Return to “Anti-Conceptual Mentality”
He seems able to understand a discussion or a rational argument, sometimes even on an abstract, theoretical level. He is able to participate, to agree or disagree after what appears to be a critical examination of the issue. But the next time one meets him, the conclusions he reached are gone from his mind, as if the discussion had never occurred even though he remembers it: he remembers the event, i.e., a discussion, not its intellectual content.

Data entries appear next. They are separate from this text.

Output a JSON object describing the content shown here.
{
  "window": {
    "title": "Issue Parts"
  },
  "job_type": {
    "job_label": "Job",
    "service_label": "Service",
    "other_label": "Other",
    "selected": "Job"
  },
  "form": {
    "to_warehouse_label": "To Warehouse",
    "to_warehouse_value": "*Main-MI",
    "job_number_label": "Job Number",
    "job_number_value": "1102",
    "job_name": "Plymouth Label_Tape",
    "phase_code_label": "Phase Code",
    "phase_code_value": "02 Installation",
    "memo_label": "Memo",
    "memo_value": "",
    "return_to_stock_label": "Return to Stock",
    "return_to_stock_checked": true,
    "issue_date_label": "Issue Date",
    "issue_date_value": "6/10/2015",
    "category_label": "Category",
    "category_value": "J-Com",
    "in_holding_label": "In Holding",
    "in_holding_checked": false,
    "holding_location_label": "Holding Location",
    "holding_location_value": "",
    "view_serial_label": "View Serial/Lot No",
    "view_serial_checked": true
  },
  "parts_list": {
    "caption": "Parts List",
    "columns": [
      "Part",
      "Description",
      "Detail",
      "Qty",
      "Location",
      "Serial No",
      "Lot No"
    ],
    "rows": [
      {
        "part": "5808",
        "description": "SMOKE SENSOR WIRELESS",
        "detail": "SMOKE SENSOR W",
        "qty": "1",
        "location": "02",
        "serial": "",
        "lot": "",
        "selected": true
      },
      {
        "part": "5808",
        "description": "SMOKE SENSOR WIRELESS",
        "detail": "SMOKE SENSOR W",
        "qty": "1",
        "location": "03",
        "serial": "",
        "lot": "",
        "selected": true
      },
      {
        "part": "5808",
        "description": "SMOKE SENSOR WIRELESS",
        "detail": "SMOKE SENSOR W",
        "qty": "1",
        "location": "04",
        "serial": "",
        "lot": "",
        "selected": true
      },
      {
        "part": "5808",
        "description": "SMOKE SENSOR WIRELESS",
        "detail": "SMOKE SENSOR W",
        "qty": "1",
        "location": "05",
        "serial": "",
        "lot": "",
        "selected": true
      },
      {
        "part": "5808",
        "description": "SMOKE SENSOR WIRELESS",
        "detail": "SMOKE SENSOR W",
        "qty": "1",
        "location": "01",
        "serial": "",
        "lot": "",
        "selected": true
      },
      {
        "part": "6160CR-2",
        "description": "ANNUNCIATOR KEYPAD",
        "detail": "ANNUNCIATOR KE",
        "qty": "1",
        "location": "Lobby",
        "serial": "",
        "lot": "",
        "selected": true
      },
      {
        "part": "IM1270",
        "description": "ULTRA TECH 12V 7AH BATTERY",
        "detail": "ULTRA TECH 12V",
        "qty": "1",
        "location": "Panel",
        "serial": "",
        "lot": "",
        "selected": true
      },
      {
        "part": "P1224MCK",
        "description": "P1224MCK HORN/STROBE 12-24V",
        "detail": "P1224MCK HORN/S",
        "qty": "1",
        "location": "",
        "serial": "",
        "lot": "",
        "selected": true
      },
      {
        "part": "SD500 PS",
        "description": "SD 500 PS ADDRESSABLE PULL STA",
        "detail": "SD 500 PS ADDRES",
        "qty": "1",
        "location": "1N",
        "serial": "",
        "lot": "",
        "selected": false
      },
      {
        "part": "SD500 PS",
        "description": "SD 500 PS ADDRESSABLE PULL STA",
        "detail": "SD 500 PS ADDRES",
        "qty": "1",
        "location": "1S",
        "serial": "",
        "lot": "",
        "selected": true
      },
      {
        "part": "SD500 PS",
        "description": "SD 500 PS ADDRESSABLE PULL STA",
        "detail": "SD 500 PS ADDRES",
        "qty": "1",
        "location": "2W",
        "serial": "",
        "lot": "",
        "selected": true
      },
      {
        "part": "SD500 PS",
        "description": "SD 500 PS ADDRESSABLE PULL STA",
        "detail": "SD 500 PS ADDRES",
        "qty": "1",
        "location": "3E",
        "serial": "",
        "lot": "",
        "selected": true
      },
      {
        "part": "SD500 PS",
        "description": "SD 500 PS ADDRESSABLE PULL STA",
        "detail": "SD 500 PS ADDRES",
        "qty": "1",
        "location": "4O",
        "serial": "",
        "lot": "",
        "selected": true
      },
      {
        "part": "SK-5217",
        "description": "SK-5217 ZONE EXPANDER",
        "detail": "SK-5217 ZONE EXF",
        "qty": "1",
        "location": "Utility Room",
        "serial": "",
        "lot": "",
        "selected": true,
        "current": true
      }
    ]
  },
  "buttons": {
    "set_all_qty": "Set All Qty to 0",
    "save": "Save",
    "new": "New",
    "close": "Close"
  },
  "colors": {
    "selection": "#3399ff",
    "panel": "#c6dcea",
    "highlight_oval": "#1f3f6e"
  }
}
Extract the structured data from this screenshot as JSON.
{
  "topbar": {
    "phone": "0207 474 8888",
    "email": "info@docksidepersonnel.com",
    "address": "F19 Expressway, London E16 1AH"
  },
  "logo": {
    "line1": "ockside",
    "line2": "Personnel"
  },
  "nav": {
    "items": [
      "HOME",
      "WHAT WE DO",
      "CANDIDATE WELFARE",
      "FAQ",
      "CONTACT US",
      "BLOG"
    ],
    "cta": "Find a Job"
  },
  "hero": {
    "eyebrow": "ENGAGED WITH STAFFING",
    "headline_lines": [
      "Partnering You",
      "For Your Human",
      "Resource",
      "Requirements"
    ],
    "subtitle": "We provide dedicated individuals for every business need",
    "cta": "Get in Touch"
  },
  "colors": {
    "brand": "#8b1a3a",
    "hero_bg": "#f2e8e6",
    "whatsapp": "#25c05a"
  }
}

It is beside the point to accuse him of hypocrisy or lying (though some part of both is necessarily involved). His problem is much worse than that: he was sincere, he meant what he said in and for that moment. But it ended with that moment. Nothing happens in his mind to an idea he accepts or rejects; there is no processing, no integration, no application to himself, his actions or his concerns; he is unable to use it or even to retain it. Ideas, i.e., abstractions, have no reality to him; abstractions involve the past and the future, as well as the present; nothing is fully real to him except the present. Concepts, in his mind, become percepts—percepts of people uttering sounds; and percepts end when the stimuli vanish. When he uses words, his mental operations are closer to those of a parrot than of a human being. In the strict sense of the word, he has not learned to speak.
But there is one constant in his mental flux. The subconscious is an integrating mechanism; when left without conscious control, it goes on integrating on its own—and, like an automatic blender, his subconscious squeezes its clutter of trash to produce a single basic emotion: fear.